Eine Frau hatte ab 2017 Anspruch auf eine halbe IV-Rente beantragt. Richter bestätigen: Sie war in dieser Zeit wieder voll arbeitsfähig.

Publikationsdatum: 24. Juni 2026

Eine 1987 geborene Produktionsmitarbeiterin meldete sich 2013 wegen Schwindelattacken und Übelkeit bei der Invalidenversicherung an. Die IV-Stelle des Kantons St. Gallen sprach ihr schliesslich eine befristete Viertelsrente von Oktober 2013 bis April 2017 zu, lehnte aber einen weitergehenden Anspruch ab. Das kantonale Versicherungsgericht erhöhte die Rente für diesen Zeitraum auf eine halbe Rente und wies die Sache für die Zeit ab Juni 2022 zur weiteren Abklärung zurück. Für die Jahre zwischen Mai 2017 und Mai 2022 hingegen verneinte es einen Rentenanspruch.

Gegen diesen Entscheid gelangte die Frau ans Bundesgericht. Sie verlangte, ihr sei auch für den Zeitraum von Mai 2017 bis Mai 2022 eine halbe IV-Rente zuzusprechen. Zur Begründung machte sie geltend, das medizinische Gutachten, auf das sich das kantonale Gericht stützte, sei nicht verlässlich. Dieses Gutachten war von einer spezialisierten Begutachtungsstelle erstellt worden und kam zum Schluss, dass die Frau spätestens seit Ende Februar 2017 in einer angepassten Tätigkeit wieder vollständig arbeitsfähig sei.

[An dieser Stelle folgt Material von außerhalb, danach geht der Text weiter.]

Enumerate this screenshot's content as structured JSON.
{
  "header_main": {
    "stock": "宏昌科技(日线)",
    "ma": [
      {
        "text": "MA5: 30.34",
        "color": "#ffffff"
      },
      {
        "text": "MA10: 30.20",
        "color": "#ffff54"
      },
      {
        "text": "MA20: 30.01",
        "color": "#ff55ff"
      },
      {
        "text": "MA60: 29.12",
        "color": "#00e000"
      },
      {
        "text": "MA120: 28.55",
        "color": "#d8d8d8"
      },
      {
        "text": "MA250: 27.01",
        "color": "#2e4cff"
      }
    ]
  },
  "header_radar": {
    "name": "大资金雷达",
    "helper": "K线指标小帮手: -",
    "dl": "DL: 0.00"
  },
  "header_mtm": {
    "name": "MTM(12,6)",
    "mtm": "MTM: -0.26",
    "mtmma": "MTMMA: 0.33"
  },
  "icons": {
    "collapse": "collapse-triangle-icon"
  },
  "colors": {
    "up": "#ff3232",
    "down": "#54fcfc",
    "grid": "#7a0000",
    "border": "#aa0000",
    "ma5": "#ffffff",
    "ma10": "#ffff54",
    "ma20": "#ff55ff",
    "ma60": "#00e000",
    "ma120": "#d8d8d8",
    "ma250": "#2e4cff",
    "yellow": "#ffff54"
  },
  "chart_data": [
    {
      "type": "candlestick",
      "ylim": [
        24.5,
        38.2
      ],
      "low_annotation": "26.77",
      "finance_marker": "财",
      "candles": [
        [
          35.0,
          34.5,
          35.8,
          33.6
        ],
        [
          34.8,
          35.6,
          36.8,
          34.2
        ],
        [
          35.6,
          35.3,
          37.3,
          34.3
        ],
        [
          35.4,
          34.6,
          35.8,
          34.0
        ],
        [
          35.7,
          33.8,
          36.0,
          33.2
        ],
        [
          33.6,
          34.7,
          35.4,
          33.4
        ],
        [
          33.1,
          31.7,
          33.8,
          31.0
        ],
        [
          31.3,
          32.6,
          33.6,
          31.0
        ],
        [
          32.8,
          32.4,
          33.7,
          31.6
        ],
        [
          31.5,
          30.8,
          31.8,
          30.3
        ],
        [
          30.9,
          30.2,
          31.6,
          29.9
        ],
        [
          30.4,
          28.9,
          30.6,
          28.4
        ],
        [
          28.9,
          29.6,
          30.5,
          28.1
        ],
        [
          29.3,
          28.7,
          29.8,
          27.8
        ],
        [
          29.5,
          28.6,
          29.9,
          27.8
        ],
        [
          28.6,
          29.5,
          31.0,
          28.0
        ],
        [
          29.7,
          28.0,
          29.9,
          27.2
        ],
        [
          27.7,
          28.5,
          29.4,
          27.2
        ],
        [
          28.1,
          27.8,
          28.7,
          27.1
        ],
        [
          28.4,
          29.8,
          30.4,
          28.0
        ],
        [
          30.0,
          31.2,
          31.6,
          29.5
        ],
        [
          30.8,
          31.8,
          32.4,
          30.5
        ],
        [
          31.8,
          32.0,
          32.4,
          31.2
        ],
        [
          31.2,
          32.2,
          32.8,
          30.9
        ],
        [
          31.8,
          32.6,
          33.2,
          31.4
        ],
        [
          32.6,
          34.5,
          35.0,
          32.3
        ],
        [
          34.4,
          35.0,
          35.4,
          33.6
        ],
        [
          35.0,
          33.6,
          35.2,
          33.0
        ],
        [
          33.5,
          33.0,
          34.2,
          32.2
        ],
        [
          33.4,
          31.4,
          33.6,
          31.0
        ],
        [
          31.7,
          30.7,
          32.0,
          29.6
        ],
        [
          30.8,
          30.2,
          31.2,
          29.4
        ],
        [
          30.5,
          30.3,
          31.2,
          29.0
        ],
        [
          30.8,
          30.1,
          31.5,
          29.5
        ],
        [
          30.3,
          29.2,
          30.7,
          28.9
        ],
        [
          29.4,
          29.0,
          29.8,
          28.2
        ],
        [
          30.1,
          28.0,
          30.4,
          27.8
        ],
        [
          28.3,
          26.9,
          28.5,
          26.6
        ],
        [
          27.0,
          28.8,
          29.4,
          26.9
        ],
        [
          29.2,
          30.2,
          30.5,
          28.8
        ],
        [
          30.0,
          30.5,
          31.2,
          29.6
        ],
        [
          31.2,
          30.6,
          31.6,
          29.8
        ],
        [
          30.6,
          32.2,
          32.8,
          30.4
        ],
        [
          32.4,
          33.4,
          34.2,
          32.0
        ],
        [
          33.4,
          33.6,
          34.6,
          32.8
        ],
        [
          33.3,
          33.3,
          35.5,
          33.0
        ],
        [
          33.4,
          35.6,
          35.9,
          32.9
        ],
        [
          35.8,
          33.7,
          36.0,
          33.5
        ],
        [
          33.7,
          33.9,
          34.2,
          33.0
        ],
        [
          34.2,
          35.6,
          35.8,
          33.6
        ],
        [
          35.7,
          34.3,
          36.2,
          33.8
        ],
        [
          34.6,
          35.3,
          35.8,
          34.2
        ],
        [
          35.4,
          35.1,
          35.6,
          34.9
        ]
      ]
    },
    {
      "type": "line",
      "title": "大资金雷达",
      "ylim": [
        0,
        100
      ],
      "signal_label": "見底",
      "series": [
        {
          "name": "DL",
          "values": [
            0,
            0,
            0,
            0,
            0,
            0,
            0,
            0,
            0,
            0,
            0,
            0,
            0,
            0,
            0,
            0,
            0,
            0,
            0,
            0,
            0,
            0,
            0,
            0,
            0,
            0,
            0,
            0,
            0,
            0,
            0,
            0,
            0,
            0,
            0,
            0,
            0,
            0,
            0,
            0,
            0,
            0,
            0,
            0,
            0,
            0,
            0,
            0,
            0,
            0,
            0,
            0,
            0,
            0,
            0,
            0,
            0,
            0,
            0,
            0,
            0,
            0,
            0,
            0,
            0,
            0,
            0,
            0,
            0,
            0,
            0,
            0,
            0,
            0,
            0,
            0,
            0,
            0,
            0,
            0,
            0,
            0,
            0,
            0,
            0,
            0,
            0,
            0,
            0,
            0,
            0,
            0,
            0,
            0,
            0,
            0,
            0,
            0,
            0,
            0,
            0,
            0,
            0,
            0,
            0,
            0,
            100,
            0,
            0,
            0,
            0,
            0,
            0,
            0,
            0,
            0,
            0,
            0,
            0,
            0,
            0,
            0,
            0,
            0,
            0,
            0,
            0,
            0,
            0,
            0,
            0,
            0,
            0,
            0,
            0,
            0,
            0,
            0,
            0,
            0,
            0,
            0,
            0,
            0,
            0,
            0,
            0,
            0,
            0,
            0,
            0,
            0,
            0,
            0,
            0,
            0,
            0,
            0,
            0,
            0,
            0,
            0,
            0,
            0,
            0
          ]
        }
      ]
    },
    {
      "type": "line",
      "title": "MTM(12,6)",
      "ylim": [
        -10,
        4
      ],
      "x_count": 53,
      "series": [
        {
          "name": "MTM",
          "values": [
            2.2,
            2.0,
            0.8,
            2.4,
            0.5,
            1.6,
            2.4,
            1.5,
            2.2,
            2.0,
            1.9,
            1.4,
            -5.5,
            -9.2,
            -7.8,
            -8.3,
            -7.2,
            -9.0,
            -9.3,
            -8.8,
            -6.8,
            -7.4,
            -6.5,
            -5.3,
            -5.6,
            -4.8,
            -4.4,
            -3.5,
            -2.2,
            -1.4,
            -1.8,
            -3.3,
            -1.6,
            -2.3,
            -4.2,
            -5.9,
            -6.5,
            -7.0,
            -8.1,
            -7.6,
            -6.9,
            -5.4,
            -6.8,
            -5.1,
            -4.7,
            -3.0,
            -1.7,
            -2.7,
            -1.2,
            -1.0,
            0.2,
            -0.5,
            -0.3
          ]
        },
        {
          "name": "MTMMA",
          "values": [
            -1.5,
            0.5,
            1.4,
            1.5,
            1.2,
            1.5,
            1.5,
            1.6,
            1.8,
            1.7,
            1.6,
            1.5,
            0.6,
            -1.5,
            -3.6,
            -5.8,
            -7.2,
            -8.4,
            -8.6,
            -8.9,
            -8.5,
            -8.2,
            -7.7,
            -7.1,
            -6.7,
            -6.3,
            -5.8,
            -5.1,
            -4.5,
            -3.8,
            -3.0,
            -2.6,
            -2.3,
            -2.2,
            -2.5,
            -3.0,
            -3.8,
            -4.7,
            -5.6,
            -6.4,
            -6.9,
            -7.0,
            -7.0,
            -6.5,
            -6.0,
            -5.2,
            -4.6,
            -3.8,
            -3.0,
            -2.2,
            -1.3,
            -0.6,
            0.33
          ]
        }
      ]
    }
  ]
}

Das Bundesgericht folgte dieser Argumentation nicht. Es hielt fest, dass das Gutachten den gesetzlichen Anforderungen entspreche und keine konkreten Hinweise auf dessen Unzuverlässigkeit vorlägen. So liege es im Ermessen der Gutachter, welche Zusatzuntersuchungen sie für nötig halten. Auch der Umstand, dass ein Bericht des behandelnden Arztes möglicherweise kurz vor Versand des Gutachtens eintraf, ändere nichts: Dieser Bericht enthalte keine wesentlichen neuen Erkenntnisse. Zudem habe die Frau selbst nur eine halbe Rente beantragt und gehe damit selbst nicht von einer vollständigen Arbeitsunfähigkeit aus.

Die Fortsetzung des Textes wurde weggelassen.